Joel Alves Lamounier; Anna Luiza Gervásio da Fonseca Torga; Gisele Lemos Fe

 

Os medicamentos usados pelas mães foram classificados conforme a publicação de 1994 da Associação Americana de Pediatria(11), revisão periódica publicada desde 1983. Foram utilizadas também informações das seguintes fontes: lista de recomendações para o uso de drogas essenciais da OMS/ONU(12) e do Ministério da Saúde, Área de Saúde da Criança e Aleitamento Materno(2). Foram considerados seis possíveis grupos: drogas sem contra-indicação durante a amamentação, drogas contra-indicadas durante a amamentação, compostos radioativos e que requerem a suspensão da amamentação, drogas cujo efeito no lactente é desconhecido, drogas de uso criterioso pelos efeitos significativos em lactentes e drogas que não possuem informações seguras sobre o uso durante a amamentação.

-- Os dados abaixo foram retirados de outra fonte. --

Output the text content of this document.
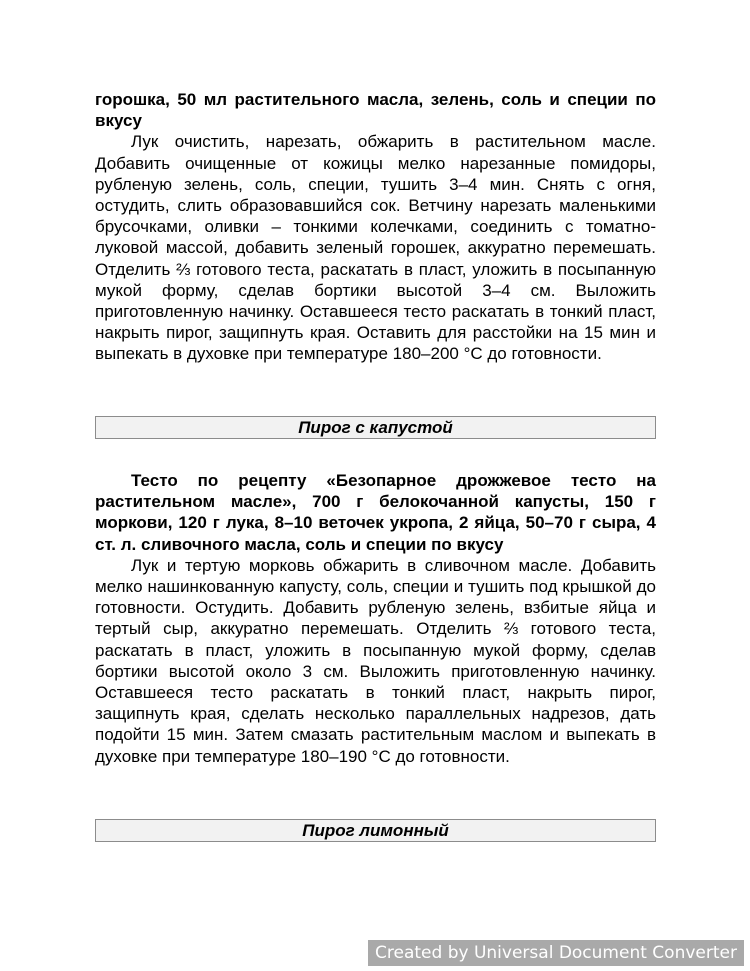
горошка, 50 мл растительного масла, зелень, соль и специи по вкусу

Лук очистить, нарезать, обжарить в растительном масле. Добавить очищенные от кожицы мелко нарезанные помидоры, рубленую зелень, соль, специи, тушить 3–4 мин. Снять с огня, остудить, слить образовавшийся сок. Ветчину нарезать маленькими брусочками, оливки – тонкими колечками, соединить с томатно-луковой массой, добавить зеленый горошек, аккуратно перемешать. Отделить ⅔ готового теста, раскатать в пласт, уложить в посыпанную мукой форму, сделав бортики высотой 3–4 см. Выложить приготовленную начинку. Оставшееся тесто раскатать в тонкий пласт, накрыть пирог, защипнуть края. Оставить для расстойки на 15 мин и выпекать в духовке при температуре 180–200 °С до готовности.

Пирог с капустой

Тесто по рецепту «Безопарное дрожжевое тесто на растительном масле», 700 г белокочанной капусты, 150 г моркови, 120 г лука, 8–10 веточек укропа, 2 яйца, 50–70 г сыра, 4 ст. л. сливочного масла, соль и специи по вкусу

Лук и тертую морковь обжарить в сливочном масле. Добавить мелко нашинкованную капусту, соль, специи и тушить под крышкой до готовности. Остудить. Добавить рубленую зелень, взбитые яйца и тертый сыр, аккуратно перемешать. Отделить ⅔ готового теста, раскатать в пласт, уложить в посыпанную мукой форму, сделав бортики высотой около 3 см. Выложить приготовленную начинку. Оставшееся тесто раскатать в тонкий пласт, накрыть пирог, защипнуть края, сделать несколько параллельных надрезов, дать подойти 15 мин. Затем смазать растительным маслом и выпекать в духовке при температуре 180–190 °С до готовности.

Пирог лимонный
Created by Universal Document Converter
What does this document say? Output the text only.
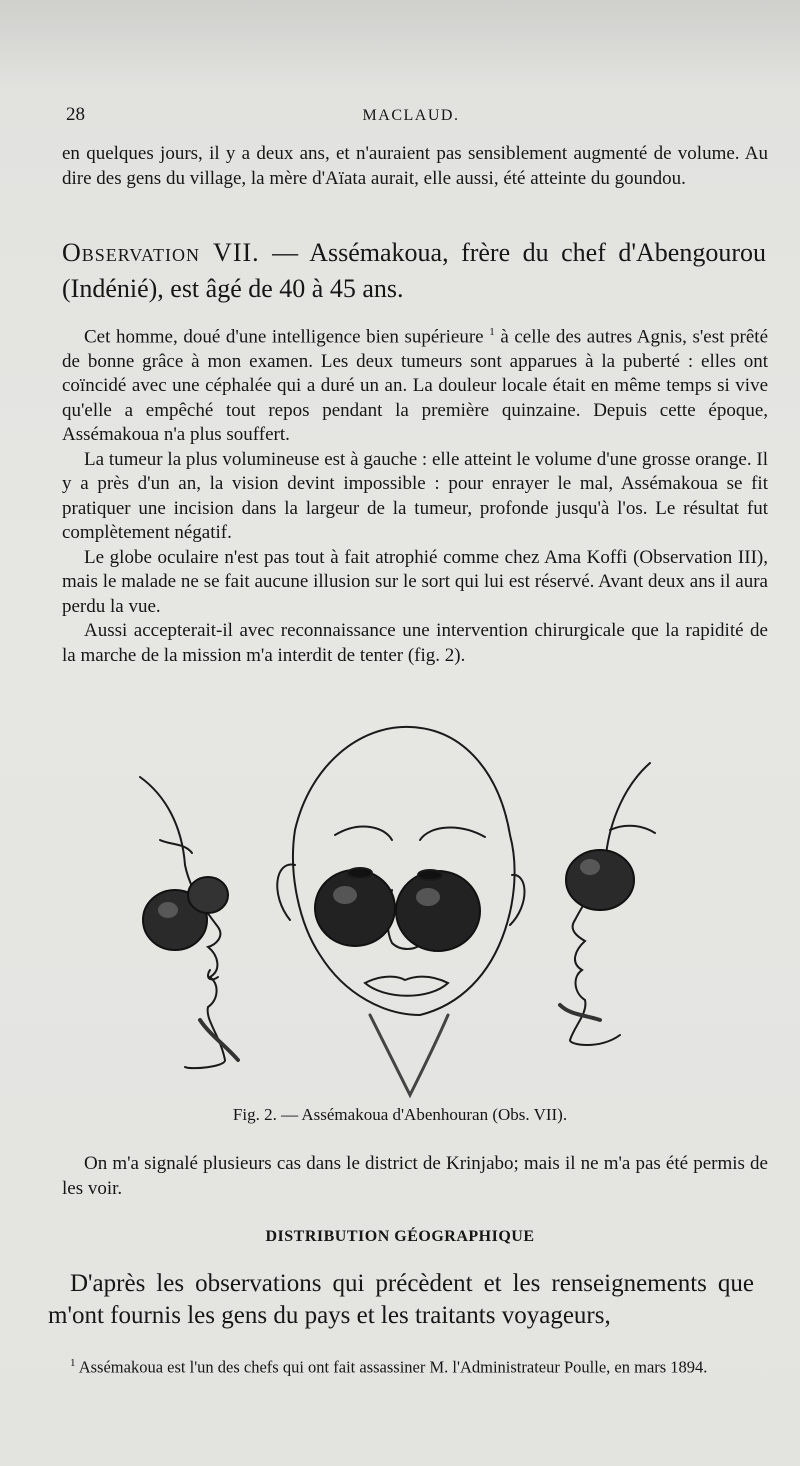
28	MACLAUD.

en quelques jours, il y a deux ans, et n'auraient pas sensiblement augmenté de volume. Au dire des gens du village, la mère d'Aïata aurait, elle aussi, été atteinte du goundou.

Observation VII. — Assémakoua, frère du chef d'Abengourou (Indénié), est âgé de 40 à 45 ans.

Cet homme, doué d'une intelligence bien supérieure $^1$ à celle des autres Agnis, s'est prêté de bonne grâce à mon examen. Les deux tumeurs sont apparues à la puberté : elles ont coïncidé avec une céphalée qui a duré un an. La douleur locale était en même temps si vive qu'elle a empêché tout repos pendant la première quinzaine. Depuis cette époque, Assémakoua n'a plus souffert.

La tumeur la plus volumineuse est à gauche : elle atteint le volume d'une grosse orange. Il y a près d'un an, la vision devint impossible : pour enrayer le mal, Assémakoua se fit pratiquer une incision dans la largeur de la tumeur, profonde jusqu'à l'os. Le résultat fut complètement négatif.

Le globe oculaire n'est pas tout à fait atrophié comme chez Ama Koffi (Observation III), mais le malade ne se fait aucune illusion sur le sort qui lui est réservé. Avant deux ans il aura perdu la vue.

Aussi accepterait-il avec reconnaissance une intervention chirurgicale que la rapidité de la marche de la mission m'a interdit de tenter (fig. 2).

Fig. 2. — Assémakoua d'Abenhouran (Obs. VII).

On m'a signalé plusieurs cas dans le district de Krinjabo; mais il ne m'a pas été permis de les voir.

DISTRIBUTION GÉOGRAPHIQUE

D'après les observations qui précèdent et les renseignements que m'ont fournis les gens du pays et les traitants voyageurs,

$^1$ Assémakoua est l'un des chefs qui ont fait assassiner M. l'Administrateur Poulle, en mars 1894.
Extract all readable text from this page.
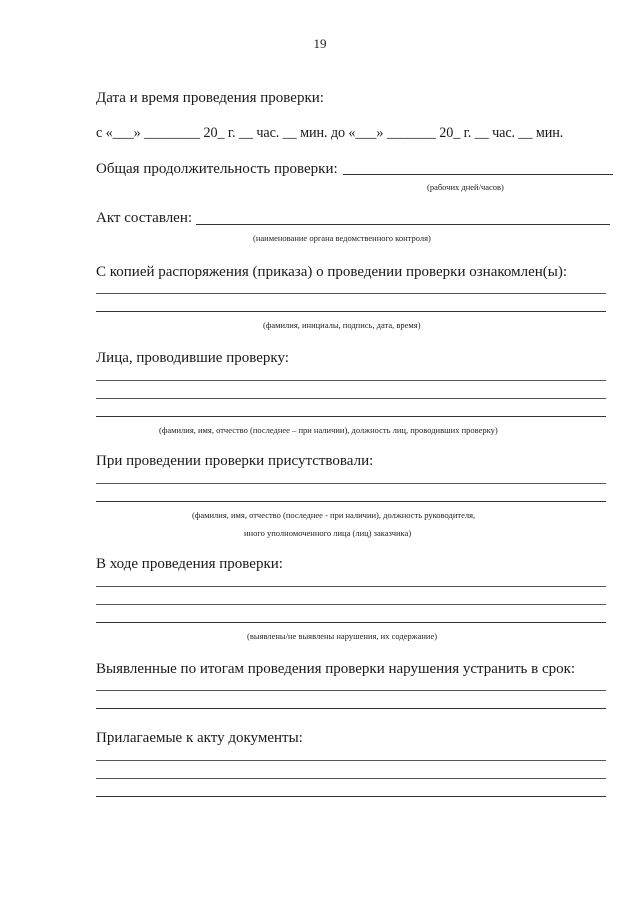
19
Дата и время проведения проверки:
с «___» ________ 20_ г. __ час. __ мин. до «___» _______ 20_ г. __ час. __ мин.
Общая продолжительность проверки:
(рабочих дней/часов)
Акт составлен:
(наименование органа ведомственного контроля)
С копией распоряжения (приказа) о проведении проверки ознакомлен(ы):
(фамилия, инициалы, подпись, дата, время)
Лица, проводившие проверку:
(фамилия, имя, отчество (последнее – при наличии), должность лиц, проводивших проверку)
При проведении проверки присутствовали:
(фамилия, имя, отчество (последнее - при наличии), должность руководителя,
иного уполномоченного лица (лиц) заказчика)
В ходе проведения проверки:
(выявлены/не выявлены нарушения, их содержание)
Выявленные по итогам проведения проверки нарушения устранить в срок:
Прилагаемые к акту документы:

A pesquisa foi avaliada e aprovada pelo Comitê de Ética em Pesquisa da UFMG.

5. Resultados

Foram incluídas 2.173 puérperas no estudo, porém foram obtidas informações a respeito do aleitamento de apenas 2.161 entrevistadas. Desses questionários, 337 (15,6%) foram aplicados na Maternidade do Hospital Municipal Odilon Behrens, 838 (38,8%) na Maternidade Hilda Brandão da Santa Casa de Misericórdia de Belo Horizonte, 640 (29,6%) na Maternidade do Hospital das Clínicas da UFMG, e 294 (13,6%) na Maternidade do Hospital Governador Israel Pinheiro/IPSEMG. Em 52 (2,4%) questionários, não se obteve informação sobre qual a maternidade em que foi aplicado. Foram realizados os seguintes tipos de parto: 54,3% normais, 41,3% cesarianas e 3,7% fórceps.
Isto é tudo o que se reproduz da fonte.